The campaign is devoting each week of this month to a separate age group. This week the focus is on babies from birth to age 2, when various shots are given. Next week will highlight back-to-school vaccines for children aged 4 through 12. From August 17 to August 23, the focus will be on adolescents, and adults will be targeted in the last week of the month.
Wenger said vaccinations at each stage of life can save lives. For example, between the ages of 10 and 26, the human papillomavirus vaccine can prevent cervical cancer. And all ages benefit from flu shots ahead of the winter-spring flu season.
New Jersey has made progress in recent years, with the childhood immunization rate for Tdap risingafter several years below the average.
But it’s important to continue to improve these rates, Wenger said.
“Immunizations are essentially a victim of their own success,” since public awareness of their benefits declined as many infectious diseases were reduced or eliminated, Wenger said. “To parents now, measles is as exotic as smallpox was to my parents.”

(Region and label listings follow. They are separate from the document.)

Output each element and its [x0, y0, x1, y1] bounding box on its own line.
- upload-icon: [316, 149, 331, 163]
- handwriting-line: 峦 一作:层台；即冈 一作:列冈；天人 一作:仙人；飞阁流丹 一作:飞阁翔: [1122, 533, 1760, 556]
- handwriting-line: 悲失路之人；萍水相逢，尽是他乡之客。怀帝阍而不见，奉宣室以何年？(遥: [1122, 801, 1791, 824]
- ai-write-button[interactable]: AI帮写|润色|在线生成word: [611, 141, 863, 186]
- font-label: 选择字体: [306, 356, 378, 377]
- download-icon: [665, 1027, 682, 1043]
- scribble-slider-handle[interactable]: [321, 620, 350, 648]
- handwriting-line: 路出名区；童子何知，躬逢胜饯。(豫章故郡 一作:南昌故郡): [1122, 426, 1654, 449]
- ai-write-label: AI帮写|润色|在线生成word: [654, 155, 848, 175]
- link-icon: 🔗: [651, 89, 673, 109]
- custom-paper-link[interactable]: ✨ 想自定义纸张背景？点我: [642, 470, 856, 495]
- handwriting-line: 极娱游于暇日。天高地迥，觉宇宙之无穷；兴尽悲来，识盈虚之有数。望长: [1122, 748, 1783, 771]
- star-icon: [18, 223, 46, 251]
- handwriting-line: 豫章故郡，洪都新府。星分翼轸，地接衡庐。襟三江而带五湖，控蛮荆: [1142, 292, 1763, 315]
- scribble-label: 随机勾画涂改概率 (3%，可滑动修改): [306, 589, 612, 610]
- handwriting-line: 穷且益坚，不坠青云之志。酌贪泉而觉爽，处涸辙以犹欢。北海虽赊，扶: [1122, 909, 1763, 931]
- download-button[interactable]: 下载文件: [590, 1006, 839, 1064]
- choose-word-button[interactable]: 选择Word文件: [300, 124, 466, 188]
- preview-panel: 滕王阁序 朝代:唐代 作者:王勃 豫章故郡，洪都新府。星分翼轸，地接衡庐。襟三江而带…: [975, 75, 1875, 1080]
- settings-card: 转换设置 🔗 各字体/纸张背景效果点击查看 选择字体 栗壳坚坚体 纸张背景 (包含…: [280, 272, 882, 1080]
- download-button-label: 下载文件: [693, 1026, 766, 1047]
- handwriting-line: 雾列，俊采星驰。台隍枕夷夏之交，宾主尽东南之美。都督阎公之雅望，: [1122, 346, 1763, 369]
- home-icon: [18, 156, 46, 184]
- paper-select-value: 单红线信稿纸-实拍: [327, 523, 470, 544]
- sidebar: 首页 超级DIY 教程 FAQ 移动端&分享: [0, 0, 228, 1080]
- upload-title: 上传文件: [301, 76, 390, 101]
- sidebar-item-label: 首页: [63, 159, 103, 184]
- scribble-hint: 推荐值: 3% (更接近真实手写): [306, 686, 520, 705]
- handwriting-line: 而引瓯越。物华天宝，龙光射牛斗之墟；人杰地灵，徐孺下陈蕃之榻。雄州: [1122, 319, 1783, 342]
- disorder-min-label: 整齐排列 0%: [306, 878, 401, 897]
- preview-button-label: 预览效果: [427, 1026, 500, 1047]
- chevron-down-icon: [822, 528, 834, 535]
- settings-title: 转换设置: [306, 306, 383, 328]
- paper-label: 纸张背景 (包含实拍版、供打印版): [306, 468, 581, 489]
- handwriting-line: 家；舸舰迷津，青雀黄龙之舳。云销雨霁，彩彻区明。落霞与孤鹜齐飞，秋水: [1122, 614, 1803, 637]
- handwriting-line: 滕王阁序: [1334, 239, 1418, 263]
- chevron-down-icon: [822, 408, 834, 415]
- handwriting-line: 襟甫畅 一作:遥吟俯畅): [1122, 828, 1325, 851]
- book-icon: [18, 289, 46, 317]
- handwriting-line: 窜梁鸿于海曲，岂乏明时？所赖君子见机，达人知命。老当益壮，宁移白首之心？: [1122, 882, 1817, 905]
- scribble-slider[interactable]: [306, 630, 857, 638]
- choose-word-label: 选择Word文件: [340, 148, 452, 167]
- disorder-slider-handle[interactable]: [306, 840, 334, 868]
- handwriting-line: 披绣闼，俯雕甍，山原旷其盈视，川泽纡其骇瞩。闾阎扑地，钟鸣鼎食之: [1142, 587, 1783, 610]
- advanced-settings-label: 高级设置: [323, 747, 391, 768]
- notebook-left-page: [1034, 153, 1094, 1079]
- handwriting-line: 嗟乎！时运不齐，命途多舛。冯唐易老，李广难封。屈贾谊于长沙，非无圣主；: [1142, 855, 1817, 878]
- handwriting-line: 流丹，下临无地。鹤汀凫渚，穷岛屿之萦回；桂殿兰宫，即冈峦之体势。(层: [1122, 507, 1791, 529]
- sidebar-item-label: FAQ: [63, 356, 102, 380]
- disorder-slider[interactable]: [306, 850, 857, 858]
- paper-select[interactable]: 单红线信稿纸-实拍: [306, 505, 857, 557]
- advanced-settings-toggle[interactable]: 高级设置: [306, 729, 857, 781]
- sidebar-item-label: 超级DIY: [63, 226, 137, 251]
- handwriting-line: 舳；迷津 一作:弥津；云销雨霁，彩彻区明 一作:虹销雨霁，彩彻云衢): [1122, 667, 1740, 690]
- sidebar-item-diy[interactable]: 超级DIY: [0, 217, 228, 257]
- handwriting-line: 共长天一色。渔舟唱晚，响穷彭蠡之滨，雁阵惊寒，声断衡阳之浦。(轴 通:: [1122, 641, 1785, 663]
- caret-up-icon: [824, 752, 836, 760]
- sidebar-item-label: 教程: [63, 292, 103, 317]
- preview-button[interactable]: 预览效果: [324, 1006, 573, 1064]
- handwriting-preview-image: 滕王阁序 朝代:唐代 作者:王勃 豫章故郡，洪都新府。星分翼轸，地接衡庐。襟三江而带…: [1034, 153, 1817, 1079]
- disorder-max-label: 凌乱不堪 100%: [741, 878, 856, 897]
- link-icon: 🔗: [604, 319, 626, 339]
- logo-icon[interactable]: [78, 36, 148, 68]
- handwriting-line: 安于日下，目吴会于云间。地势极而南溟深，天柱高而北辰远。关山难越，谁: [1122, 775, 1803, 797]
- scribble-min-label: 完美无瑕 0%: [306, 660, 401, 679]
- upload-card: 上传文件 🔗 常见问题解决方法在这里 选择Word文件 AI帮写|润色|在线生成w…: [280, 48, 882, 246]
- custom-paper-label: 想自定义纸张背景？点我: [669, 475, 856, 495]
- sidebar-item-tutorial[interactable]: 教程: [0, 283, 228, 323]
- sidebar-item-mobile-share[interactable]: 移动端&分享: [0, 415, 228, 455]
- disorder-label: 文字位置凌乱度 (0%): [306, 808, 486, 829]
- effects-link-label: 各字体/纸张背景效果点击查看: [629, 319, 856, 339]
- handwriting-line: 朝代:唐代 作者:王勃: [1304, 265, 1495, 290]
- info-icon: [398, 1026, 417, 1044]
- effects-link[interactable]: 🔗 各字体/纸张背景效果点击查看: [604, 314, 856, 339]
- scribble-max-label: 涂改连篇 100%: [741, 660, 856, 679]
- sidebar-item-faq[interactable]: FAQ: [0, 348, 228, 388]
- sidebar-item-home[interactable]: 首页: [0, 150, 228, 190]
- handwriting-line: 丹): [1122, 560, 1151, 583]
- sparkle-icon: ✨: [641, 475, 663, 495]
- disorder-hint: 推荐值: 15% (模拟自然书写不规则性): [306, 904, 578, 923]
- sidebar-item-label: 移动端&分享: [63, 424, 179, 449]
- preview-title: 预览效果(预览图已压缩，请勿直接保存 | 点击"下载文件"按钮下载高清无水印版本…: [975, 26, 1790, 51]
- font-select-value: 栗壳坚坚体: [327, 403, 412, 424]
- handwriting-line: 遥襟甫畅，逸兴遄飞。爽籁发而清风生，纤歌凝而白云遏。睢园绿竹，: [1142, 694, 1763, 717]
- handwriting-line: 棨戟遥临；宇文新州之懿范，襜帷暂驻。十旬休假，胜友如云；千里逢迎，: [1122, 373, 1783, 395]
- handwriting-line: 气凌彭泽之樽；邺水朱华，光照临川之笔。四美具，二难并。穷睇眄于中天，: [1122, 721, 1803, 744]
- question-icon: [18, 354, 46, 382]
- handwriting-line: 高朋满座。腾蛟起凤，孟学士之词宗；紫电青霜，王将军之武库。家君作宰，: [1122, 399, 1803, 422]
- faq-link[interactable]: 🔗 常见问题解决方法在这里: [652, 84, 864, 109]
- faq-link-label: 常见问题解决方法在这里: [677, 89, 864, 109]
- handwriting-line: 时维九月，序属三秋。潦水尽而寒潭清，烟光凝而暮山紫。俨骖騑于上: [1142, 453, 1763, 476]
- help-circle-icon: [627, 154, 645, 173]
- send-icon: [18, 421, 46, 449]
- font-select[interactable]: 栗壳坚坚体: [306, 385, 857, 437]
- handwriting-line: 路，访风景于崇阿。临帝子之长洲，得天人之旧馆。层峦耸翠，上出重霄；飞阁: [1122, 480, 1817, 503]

Opponents of immunization have focused on the potential risks from vaccines and emphasize the importance of giving parents a choice in deciding whether they want their children to be immunized.
But Wenger said having a month each year that is dedicated to immunizations increases public understanding of their benefits. “It’s programs like this that the state is doing that keeps it in the public mind, and stresses the importance of immunizations,” he said.
Dr. Drew Harris, chairman of the New Jersey Public Health Institute, noted that booster shots benefit both adults and the people they come into contact with.
“While most adults are strong enough to survive the flu and other vaccine-preventable disease, it’s no picnic,” Harris said. “Why go through that misery when a shot could prevent it?”
He added that children who are too young to receive some vaccines or those whose immune systems are weakened by disease are protected when everyone they come into contact with is immunized.
“The best protection for them is to keep vaccine-preventable disease from reaching them,” Harris said, noting that the practice is called “cocooning.” “If I had a newborn child or a very sick family member,” Harris concluded, “I would make certain that everyone -- young and old -- who came in contact with them was up-to-date on all the important vaccines.”
There is no vaccine for Ebola, but Centers for Disease Control and Prevention officials have said the possibility of a passenger with the virus travelling to the United States is remote and that procedures are in place to protect against the disease spreading. The only two cases of Ebola in this country were of two American aid workers who were recent brought back from Africa for treatment.